Почти в сорок (Фирины гены!) она родила дочку, а через два года – еще и мальчика. Фиру она, конечно, забрала к себе, но помощница из матери была уже никакая. И еще Розочка научилась варить супы и печь пироги. Хозяйка она была неважная, но в доме царила чистота.

– Устала я от грязи, – говорила она.

Матерью она была трепетной, но строгой, больше всего боялась забаловать детей, а вот женой стала покорной и молчаливой.

Как-то старая Фира, предчувствуя, видимо, свой скорый конец, попросила дочь свозить ее в Москву, на кладбище к Натану. Фира долго сидела на старой, почерневшей от времени скамейке и подробно рассказывала Натану про чудесную Розочкину жизнь, про внуков – Леночку и Толика, про заботливого Розочкиного мужа, про большой и светлый их дом, и даже про неудавшиеся Розочкины пироги – все с улыбкой на старом морщинистом лице, по которому текли бесконечные слезы. Только вот о том, что Розочка уже не Розочка вовсе, а называют ее после крещения Раисой, и что муж у нее – церковный регент, старая Фира Натану не сказала. Испугалась, что ли? Ну вот почему-то ей казалось, что из-за этого он все-таки расстроится. Или, может быть, она ошибалась?

Добровольное изгнание из рая

Мать все умилялась: как же ты похож на отца. И это тоже раздражало. Прежде всего раздражало вечное материнское умиление – слишком много эмоций, слишком сладко, слишком высокопарно. Все – слишком, впрочем, как всегда. В матери всего всегда было в избытке. Павлику казалось, что родители совершенно не подходили друг другу, – какая сила их вообще столкнула и свела, пусть даже на недолгие совместные годы? Отец – вечный пример для подражания и скрытого детского восторга.

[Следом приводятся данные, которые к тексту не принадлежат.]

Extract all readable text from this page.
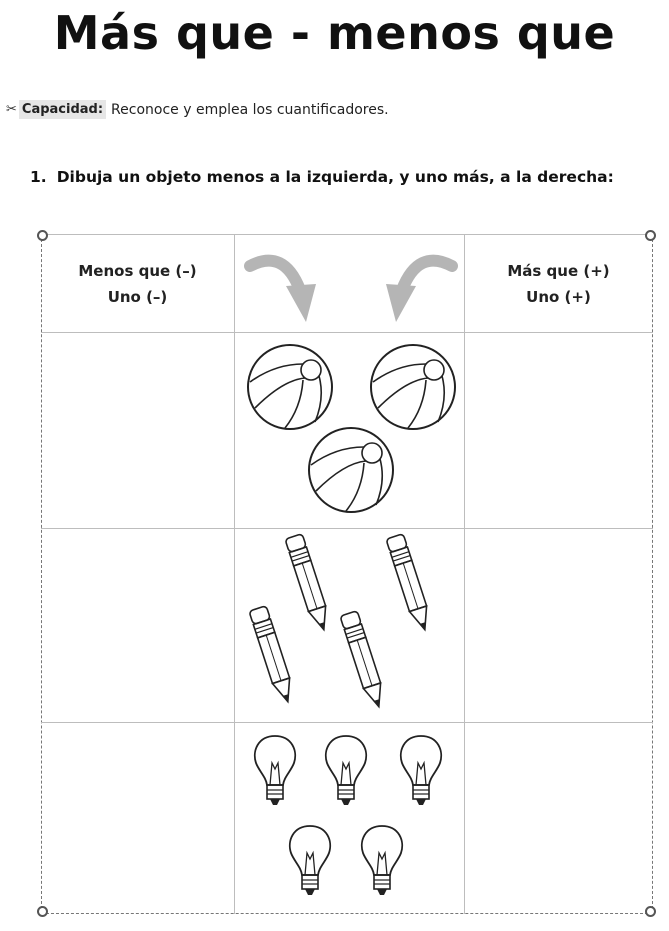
Más que - menos que
✂ Capacidad: Reconoce y emplea los cuantificadores.
1. Dibuja un objeto menos a la izquierda, y uno más, a la derecha:
Menos que (–)
Uno (–)
Más que (+)
Uno (+)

Высок, смугл, худощав, с прекрасными черными волосами и карими глазами. Весь его облик наводил на мысль о каких-то дворянских корнях или наследственной военной выправке. Но на самом деле ничего подобного не было, корни были самые обычные, рабочие – и откуда такие стать и аристократизм? Мать была внешне простовата, хотя хорошенькая, особенно смолоду. Белокурая, курносая, с распахнутыми голубыми наивными глазами. Роста она была небольшого, со смешными маленькими ладошками и совсем крохотными ступнями тридцать третьего размера. Но тоненькой была только в юности, а родив сына, прилично раздалась, особенно в бедрах. Однако миловидность, обычно к середине жизни исчезающая у женщин подобного типа, у нее все же осталась, совсем немного уступив место простоте. Была она болтлива и смешлива до крайности. Впрочем, так же легко, как засмеяться, могла она и горько зарыдать. Умиляло ее все: и снегирь на ветке за окном, и немецкий резиновый пупс в витрине, похожий на младенца, и лохматая дворовая собака, и рассказ в последнем «Новом мире», и хрустальный голос Ахмадулиной по радио, и заварной эклер в кафе, и легкий цветастый сарафан, и бабочка павлиний глаз на дачном крыльце. Перечислять это можно было бесконечно. А выносить весь этот бесконечный и постоянный накал эмоций? Ну ладно, это ее дело. Но отец – технарь, человек расчетов и холодного ума. Ему каково? Павлик вспоминал, как отец морщился и пытался остановить мать: «Шура, довольно!» Потом они долго выясняли в спальне отношения, всхлипывала, потом смеялась мать, шумно втягивал носом и кашлял отец, долго куря на кухне, – а потом Павлик засыпал.

Ушел отец, когда Павлику было восемь лет. Объясняться с сыном нужным не посчитал, а через полгода встретил у школы и предложил зайти в его новый дом. Дома была и новая жена отца – Инесса Николаевна, отцовская сослуживица, из одной лаборатории. Ее твердый голос и строгий вид определенно внушали уважение. Была Инесса Николаевна совсем некрасивая, правда, высокая и стройная – в общем, то, что называется статью. Носила унылую прическу и грубоватые круглые очки. Была строга, но беспристрастна.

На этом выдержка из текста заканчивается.